Les conditions d’un retour

C’est dans ce contexte pour le moins mouvementé que Guillaume Soro laisse planer l’idée d’un retour. Pour l’heure, il semblerait que celui-ci enchaine les déplacements dans plusieurs pays du Sahel tels que le Burkina Faso ou le Niger, s’affichant auprès du général Tiani. Si certaines rumeurs parlent d’une mobilité liée à une santé chancelante, il est probable que l’homme prenne le pouls d’une région où la donne politique a radicalement changé depuis son départ. Ces échanges avec les autorités de transition sont pour lui l’occasion d’actualiser son discours et de sonder ses potentiels soutiens.

Des soutiens, il n’en a en tout cas jamais manqué en Côte d’Ivoire. Bien que son mouvement Générations et Peuples Solidaires (GPS), lancé en 2019 ait été récemment dissous, au quotidien, c’est une myriade de petits groupes qui portent sa parole. Dans un café du sud d’Abidjan, Amakou Koffi Euloge, raconte son engagement depuis vingt-cinq ans au côté de celui qu’il estime être un homme de combat. Ce vice-président du mouvement Jeunesse pour Soro de la commune de Koumassi organise régulièrement avec ses équipes des réunions de sympathisants et anime un vaste réseau sur Facebook et WhatsApp. Selon lui, ce sont plusieurs milliers de personnes qui – dans la capitale économique – s’intéressent de près à l’offre politique de Soro. « Je pense que l’horizon 2025 est crédible. Nous qui travaillons depuis longtemps sur le terrain, croyons fermement au retour de notre mentor. »

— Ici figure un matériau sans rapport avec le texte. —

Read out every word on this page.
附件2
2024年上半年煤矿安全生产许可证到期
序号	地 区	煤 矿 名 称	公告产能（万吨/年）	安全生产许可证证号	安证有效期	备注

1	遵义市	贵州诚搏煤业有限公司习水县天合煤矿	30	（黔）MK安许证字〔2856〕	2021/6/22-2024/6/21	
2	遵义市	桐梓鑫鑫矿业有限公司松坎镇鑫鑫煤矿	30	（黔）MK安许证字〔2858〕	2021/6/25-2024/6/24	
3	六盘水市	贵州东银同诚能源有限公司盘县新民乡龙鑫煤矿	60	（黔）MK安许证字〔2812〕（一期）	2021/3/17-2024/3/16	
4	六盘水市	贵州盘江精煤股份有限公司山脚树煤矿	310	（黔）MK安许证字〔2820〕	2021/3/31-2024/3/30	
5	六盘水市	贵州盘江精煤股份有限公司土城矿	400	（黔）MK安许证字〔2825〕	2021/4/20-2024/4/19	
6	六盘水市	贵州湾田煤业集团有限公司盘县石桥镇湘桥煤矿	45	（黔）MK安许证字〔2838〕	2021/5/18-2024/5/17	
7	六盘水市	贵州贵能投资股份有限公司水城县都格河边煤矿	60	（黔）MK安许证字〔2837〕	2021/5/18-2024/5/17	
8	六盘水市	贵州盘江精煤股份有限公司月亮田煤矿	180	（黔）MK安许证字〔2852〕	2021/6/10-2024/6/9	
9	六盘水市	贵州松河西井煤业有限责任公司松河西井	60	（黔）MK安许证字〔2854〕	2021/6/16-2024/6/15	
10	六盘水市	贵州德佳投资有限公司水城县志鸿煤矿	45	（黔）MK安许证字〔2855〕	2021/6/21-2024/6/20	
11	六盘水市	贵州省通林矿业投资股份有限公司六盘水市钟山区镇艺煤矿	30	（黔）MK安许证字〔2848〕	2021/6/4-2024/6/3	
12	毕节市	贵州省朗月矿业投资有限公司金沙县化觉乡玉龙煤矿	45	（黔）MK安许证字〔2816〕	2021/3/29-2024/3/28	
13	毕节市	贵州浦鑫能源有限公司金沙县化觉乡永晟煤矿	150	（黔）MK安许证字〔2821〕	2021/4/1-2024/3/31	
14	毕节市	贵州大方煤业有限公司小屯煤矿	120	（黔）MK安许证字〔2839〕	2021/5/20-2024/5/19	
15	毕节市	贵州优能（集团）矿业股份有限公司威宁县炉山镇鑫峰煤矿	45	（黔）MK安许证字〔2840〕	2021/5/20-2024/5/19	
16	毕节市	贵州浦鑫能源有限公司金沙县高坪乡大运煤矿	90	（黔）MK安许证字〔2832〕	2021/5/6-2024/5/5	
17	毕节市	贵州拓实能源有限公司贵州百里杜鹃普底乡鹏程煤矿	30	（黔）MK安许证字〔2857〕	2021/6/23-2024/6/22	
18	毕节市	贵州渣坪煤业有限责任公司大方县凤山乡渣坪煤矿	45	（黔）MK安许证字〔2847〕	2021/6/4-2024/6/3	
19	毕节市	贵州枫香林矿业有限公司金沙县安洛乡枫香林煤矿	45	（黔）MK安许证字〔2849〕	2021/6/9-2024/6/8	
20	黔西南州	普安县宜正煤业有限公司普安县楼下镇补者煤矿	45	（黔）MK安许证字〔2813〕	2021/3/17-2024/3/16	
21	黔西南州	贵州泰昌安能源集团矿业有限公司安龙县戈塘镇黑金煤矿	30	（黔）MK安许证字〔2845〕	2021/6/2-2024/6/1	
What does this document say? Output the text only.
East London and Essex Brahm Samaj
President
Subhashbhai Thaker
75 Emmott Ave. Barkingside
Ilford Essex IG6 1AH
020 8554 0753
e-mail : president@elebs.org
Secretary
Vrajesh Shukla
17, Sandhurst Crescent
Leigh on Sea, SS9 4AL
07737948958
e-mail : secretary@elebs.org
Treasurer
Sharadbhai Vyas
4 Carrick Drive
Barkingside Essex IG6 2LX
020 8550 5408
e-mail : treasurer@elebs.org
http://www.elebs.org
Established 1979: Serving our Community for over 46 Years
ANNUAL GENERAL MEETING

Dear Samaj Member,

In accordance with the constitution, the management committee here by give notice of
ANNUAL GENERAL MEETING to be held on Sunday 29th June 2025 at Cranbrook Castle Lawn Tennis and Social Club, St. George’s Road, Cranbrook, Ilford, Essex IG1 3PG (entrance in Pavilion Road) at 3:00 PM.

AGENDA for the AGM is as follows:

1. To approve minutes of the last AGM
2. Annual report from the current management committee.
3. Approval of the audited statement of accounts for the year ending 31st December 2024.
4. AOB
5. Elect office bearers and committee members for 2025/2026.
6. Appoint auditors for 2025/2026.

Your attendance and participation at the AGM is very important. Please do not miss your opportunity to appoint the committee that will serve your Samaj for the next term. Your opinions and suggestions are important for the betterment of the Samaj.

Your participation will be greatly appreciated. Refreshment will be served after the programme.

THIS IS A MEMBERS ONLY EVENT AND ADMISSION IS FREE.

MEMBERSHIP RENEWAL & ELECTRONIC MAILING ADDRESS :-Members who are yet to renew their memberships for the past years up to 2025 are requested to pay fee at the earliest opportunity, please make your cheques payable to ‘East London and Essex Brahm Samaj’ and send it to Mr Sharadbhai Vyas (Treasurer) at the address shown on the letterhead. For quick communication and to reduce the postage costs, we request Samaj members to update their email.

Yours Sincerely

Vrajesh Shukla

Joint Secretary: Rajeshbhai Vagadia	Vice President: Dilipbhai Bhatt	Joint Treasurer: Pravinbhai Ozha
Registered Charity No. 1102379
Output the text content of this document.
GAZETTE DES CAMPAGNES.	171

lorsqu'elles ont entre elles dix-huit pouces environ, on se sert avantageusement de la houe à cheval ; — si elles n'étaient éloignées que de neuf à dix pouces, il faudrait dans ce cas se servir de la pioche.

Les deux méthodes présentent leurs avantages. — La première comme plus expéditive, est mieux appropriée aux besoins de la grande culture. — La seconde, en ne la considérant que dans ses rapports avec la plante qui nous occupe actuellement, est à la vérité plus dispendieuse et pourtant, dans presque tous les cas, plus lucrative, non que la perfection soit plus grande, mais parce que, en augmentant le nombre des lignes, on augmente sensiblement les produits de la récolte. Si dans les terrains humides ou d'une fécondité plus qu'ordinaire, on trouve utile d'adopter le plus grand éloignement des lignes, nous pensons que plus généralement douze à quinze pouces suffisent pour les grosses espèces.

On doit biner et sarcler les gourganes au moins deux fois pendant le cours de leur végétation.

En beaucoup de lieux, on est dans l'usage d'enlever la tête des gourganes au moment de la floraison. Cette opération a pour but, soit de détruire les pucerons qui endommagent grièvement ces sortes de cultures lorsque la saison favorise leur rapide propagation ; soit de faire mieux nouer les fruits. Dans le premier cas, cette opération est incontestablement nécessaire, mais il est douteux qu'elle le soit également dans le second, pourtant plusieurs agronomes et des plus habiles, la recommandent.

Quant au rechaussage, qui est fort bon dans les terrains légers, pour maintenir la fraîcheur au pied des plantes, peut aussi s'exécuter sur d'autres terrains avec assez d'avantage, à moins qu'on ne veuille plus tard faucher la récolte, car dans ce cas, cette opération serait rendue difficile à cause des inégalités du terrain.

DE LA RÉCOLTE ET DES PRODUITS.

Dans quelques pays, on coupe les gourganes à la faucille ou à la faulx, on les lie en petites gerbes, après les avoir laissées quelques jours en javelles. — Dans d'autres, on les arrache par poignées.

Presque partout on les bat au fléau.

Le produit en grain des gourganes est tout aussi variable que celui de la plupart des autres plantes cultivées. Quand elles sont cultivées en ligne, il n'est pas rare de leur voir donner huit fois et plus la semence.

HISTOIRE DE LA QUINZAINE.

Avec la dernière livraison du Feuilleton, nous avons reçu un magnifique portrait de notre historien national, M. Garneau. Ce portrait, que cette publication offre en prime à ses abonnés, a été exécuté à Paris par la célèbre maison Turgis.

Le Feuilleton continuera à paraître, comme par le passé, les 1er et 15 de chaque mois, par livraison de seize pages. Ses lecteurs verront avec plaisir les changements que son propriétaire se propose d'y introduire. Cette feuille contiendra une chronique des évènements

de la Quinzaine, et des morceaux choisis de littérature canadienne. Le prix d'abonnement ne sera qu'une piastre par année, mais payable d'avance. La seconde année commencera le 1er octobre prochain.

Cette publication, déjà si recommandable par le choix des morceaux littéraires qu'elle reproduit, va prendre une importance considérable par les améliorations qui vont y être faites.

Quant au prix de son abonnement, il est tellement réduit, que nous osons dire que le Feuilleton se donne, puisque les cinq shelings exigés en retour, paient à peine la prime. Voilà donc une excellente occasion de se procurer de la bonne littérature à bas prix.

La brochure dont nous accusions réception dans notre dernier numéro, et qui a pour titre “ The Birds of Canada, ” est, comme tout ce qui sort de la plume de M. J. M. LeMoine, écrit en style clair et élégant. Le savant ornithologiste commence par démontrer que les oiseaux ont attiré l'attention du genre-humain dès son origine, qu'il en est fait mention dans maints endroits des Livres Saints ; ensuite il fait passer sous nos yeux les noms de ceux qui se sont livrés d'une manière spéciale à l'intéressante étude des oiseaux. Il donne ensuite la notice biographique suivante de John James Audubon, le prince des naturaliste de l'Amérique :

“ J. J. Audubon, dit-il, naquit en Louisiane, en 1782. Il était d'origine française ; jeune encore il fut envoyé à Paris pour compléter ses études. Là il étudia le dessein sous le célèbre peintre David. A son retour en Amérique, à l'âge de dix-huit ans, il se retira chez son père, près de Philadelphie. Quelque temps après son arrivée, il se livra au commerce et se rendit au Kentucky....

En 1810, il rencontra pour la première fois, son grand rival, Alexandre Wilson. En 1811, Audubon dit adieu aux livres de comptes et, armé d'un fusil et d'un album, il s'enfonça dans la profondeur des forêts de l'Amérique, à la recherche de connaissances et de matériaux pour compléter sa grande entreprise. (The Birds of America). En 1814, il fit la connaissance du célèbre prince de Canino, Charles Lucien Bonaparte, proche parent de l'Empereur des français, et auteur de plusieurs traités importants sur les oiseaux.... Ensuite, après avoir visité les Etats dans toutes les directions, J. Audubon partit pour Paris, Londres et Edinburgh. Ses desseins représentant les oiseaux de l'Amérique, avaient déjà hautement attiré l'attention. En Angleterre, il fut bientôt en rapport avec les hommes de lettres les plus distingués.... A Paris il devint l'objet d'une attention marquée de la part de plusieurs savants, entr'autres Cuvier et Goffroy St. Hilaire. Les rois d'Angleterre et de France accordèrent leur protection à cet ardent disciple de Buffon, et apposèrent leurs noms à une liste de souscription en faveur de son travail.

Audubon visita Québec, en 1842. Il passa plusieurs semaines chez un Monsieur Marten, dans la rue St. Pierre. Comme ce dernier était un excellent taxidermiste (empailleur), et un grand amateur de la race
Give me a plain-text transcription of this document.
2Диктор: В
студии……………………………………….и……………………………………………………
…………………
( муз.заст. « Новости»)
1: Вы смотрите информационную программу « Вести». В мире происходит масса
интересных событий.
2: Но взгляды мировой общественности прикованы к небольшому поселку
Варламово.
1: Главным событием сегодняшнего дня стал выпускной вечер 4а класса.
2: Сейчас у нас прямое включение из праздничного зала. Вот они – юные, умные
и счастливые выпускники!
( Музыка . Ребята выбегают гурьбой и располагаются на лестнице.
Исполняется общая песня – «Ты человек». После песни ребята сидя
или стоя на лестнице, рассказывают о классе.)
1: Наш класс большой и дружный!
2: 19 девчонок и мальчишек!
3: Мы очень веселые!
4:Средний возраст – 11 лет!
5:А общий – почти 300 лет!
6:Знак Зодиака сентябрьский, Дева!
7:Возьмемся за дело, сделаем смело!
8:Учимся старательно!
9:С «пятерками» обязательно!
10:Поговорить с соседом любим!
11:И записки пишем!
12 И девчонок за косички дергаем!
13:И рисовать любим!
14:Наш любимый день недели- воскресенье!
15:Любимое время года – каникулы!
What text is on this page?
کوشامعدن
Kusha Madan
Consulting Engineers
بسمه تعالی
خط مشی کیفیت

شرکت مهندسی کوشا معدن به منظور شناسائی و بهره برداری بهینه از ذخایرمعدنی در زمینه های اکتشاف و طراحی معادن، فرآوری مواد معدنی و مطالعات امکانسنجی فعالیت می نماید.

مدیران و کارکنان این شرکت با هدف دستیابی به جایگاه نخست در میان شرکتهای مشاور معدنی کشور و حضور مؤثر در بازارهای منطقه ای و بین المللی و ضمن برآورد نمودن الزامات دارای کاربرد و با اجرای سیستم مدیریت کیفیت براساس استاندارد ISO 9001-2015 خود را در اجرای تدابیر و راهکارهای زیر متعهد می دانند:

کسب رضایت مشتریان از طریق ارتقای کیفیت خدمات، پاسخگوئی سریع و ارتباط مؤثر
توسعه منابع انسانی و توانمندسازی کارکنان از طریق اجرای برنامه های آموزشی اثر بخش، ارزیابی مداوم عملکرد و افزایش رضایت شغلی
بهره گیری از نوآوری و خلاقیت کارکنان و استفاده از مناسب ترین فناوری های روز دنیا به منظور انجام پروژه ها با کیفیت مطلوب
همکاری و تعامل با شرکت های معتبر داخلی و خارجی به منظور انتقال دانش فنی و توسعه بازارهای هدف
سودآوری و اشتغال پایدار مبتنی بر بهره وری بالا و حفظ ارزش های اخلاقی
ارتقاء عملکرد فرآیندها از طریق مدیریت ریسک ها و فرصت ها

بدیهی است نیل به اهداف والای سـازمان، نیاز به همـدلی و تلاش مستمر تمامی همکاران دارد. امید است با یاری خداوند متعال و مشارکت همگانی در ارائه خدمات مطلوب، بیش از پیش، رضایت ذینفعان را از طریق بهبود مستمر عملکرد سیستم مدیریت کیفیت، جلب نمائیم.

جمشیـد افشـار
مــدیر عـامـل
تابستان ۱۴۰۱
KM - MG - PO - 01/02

Certains signaux semblent donc être au vert pour le potentiel candidat. Le secrétaire exécutif du parti présidentiel RHDP, Ibrahim Bacongo qualifiait récemment la reprise de contact entre Ouattara et Soro de « bonne démarche qui va dans le sens de la réconciliation nationale ». Des propos qui viennent s’ajouter à la salve de prisonniers graciés en ce début d’année 2024, dont bon nombre d’alliés de Soro. « Si Charles Blé Goudé et Laurent Gbabgo ont pu rentrer sans être inquiétés, il devrait en être de même pour notre candidat », plaide Amakou, le militant abidjanais. Le doute semble pourtant subsister pour Soro, qui affirmait il y a seulement six mois avoir fait l’objet d’une tentative d’enlèvement à l’aéroport d’Istanbul.

Un paysage politique flou à l’approche de 2025

L’objectif ne souffre d’aucune ambiguïté : c’est bien l’élection présidentielle de 2025 qui est convoitée par Guillaume Soro. Mais pour l’heure, le paysage politique de cette échéance reste relativement flou pour les Ivoiriens. Côté majorité, Alassane Ouattara tâte le terrain habilement. Celui qui estimait en 2022 – à l’occasion d’un entretien avec la presse internationale – ne pas être « à la recherche d’un job à 80 ans », se montre beaucoup plus discret sur la question. Pour ses proches collaborateurs, il est clair que le président de 82 ans doit être le candidat naturel du RHDP.

Concernant le PDCI – le parti d’opposition historique –, le candidat désigné Tidjane Thiam doit encore se faire connaitre du peuple ivoirien et prouver sa capacité à rassembler. Cet ancien banquier du Credit suisse et proche du monde des affaires souffre en effet de certaines critiques concernant sa longue carrière, trop éloignée de la Côte d’Ivoire. L’ancien président Gbagbo a quant à lui défrayé la chronique en faisant part de son intention de concourir à la présidentielle pour le compte de son parti le PPA-CI. Un adversaire pour le moment suspendu car inéligible au regard de sa condamnation.

Voilà l’autre enjeu pour Guillaume Soro, lui qui, contrairement à Gbagbo et Blé Goudé, n’a pas encore été officiellement acquitté par la justice ivoirienne. Malgré la détente demeure la menace de l’emprisonnement à son retour. Autre handicap majeur, à la suite de son procès en avril 2020, ce dernier avait été déchu de ses droits civiques pour une durée de cinq ans. Un statut qui pourrait perturber son dépôt de candidature dans les temps. L’homme préfère néanmoins s’en remettre à sa foi chrétienne, lui qui a déjà échappé à six assassinats : « Chaque chose a son temps », commente-t-il sobrement.